Lesson 4: the need to fight back against fake news. Perhaps this was the lesson most welcomed by the audience. This seemed to be the section in which she attacked the President most directly. ‘When leaders deny things we can see with our own eyes, like the size of a crowd at the inauguration or they refuse to accept settled science, like climate change, it isn’t just frustrating to everyone around the world who prides [themselves] on trying to live in the fact-based universe, it’s insidious and subversive to democracy.’ In the age of post-truth politics, this carries a very profound meaning. The fact that a certain film producer and the President of the United States deny allegations of sexual abuse despite admitting to it on recorded evidence acts as a definitive backdrop to this message Hillary Clinton was aiming to get across. Clinton seems to believe that ridding the world of fake news is linked to the destruction of discrimination in our society. ‘We have to insist on truth and accuracy. We have to implore the press to help us. We have to hold them and elected officials accountable when they fail to meet that standard. And we must refuse to be silent in the face of racism, sexism, bigotry or rhetoric intended to incite hate and violence, no matter where it’s coming from or who it is directed at. And to have the courage to stand up for human rights and the forces of democracy in this crucial global moment.’ All of these are very powerful words that as a liberal society, we must take seriously, or instead of advancing our democracies, we will start to go backwards.

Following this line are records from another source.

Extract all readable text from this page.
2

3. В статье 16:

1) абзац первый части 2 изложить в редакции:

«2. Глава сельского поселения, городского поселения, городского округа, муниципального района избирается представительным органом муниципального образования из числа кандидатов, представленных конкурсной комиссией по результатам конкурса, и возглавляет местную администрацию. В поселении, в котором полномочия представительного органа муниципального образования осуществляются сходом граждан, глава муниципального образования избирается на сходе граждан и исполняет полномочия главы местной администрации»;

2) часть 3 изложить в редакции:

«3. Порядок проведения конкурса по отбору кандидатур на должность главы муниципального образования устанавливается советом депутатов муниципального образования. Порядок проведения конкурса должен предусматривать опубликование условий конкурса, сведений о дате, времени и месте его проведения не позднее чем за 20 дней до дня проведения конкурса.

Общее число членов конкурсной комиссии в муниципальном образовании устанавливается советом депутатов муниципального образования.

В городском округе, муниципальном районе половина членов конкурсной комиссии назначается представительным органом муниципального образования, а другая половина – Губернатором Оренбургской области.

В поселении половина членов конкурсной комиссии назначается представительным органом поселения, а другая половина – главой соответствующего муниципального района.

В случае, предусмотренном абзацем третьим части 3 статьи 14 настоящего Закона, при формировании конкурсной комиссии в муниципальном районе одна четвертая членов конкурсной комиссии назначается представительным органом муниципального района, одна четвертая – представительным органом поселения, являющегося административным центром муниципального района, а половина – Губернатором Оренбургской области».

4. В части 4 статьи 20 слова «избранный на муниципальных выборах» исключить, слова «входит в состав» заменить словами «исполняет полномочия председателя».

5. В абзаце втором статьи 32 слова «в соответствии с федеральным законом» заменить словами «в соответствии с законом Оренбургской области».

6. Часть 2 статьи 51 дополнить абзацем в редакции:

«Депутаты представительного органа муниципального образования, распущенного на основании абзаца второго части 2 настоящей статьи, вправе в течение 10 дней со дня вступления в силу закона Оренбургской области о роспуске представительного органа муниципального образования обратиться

Now to return to my original question of whether Clinton remains distasteful to the idea of having been defeated, it must be noted that she did appear bitter over the result at various points during the event. However, she made it clear that after losing the election, she was more worried as an American than on a personal level for fear of her own reputation. It is also interesting that when asked by Frostrup about what it was like when she made her concession phone call, that she offered to provide the new President with some support (although I doubt that offer was taken up). All these signs in conjunction with her powerful message point to a strong, confident and mature politician who from this event has perhaps shown herself as the best President the United States never had.